Personally, I think the pastor should make as much as he can.  We all should.  The burden is on the elders to determine what the job is worth.

In my area, we have serveral who make a lot more than the average congregant, and several in the 6 figure range.  I don't understand why the ones who make more than the average Joe get tax free housing.  I don't blame them for taking it, just think the tax law should be adjusted a bit.

Ideal preacher: not sure. I understand where the OP is going, but many contemporary churches do not over work the preacher, they pay him well, and he does not deal directly with congregants anymore.


----------



## mtnwoman (Nov 9, 2011)

JB0704 said:


> Personally, I think the pastor should make as much as he can.  We all should.  The burden is on the elders to determine what the job is worth.
> 
> In my area, we have serveral who make a lot more than the average congregant, and several in the 6 figure range.  I don't understand why the ones who make more than the average Joe get tax free housing.  I don't blame them for taking it, just think the tax law should be adjusted a bit.
> 
> Ideal preacher: not sure. I understand where the OP is going, but many contemporary churches do not over work the preacher, they pay him well, and he does not deal directly with congregants anymore.

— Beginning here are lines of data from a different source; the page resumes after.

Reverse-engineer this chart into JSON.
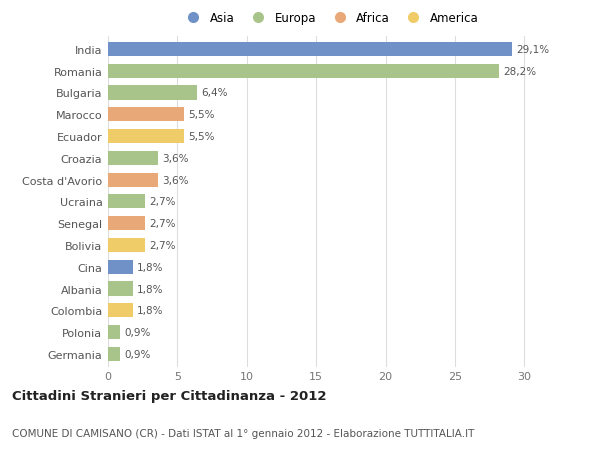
{
  "countries": [
    "India",
    "Romania",
    "Bulgaria",
    "Marocco",
    "Ecuador",
    "Croazia",
    "Costa d'Avorio",
    "Ucraina",
    "Senegal",
    "Bolivia",
    "Cina",
    "Albania",
    "Colombia",
    "Polonia",
    "Germania"
  ],
  "values": [
    29.1,
    28.2,
    6.4,
    5.5,
    5.5,
    3.6,
    3.6,
    2.7,
    2.7,
    2.7,
    1.8,
    1.8,
    1.8,
    0.9,
    0.9
  ],
  "labels": [
    "29,1%",
    "28,2%",
    "6,4%",
    "5,5%",
    "5,5%",
    "3,6%",
    "3,6%",
    "2,7%",
    "2,7%",
    "2,7%",
    "1,8%",
    "1,8%",
    "1,8%",
    "0,9%",
    "0,9%"
  ],
  "continents": [
    "Asia",
    "Europa",
    "Europa",
    "Africa",
    "America",
    "Europa",
    "Africa",
    "Europa",
    "Africa",
    "America",
    "Asia",
    "Europa",
    "America",
    "Europa",
    "Europa"
  ],
  "continent_colors": {
    "Asia": "#7090c8",
    "Europa": "#a8c48a",
    "Africa": "#e8a878",
    "America": "#f0cc68"
  },
  "legend_order": [
    "Asia",
    "Europa",
    "Africa",
    "America"
  ],
  "title": "Cittadini Stranieri per Cittadinanza - 2012",
  "subtitle": "COMUNE DI CAMISANO (CR) - Dati ISTAT al 1° gennaio 2012 - Elaborazione TUTTITALIA.IT",
  "xlim": [
    0,
    32
  ],
  "xticks": [
    0,
    5,
    10,
    15,
    20,
    25,
    30
  ],
  "background_color": "#ffffff",
  "grid_color": "#dddddd"
}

My pastor owns his own home or at least buying it. Between all the guys in the church they all help each other fixing their houses up....wish they would come help me.....lol. I think most churches don't provide housing any more unless they are the type of churches that rotate pastors. And a good portion of those pastors, work a full time job too, their perk is the free rent. Ya know that even the house that the preacher lives in belongs to the church he doesn't have an interest payment to deduct from his taxes, so it probably works itself out. Heck we're taxed to death now, can't we get a break once in a while


----------



## JB0704 (Nov 9, 2011)

mtnwoman said:


> My pastor owns his own home or at least buying it. Between all the guys in the church they all help each other fixing their houses up....wish they would come help me.....lol. I think most churches don't provide housing any more unless they are the type of churches that rotate pastors. And a good portion of those pastors, work a full time job too, their perk is the free rent. Ya know that even the house that the preacher lives in belongs to the church he doesn't have an interest payment to deduct from his taxes, so it probably works itself out. Heck we're taxed to death now, can't we get a break once in a while



The church can pay that portion of his salary as a housing allowance, tax free.  Regardless of whether he owns his home or not, he gets tax free housing.  This applies to the bi-vocational pastors, and the ones who make a quarter million a year. There is no salary cap on this perk.  

I know there are exceptions to the rule.  My point is that everybody should be treated the same as far as the government is concerned.  Preacher or not.


----------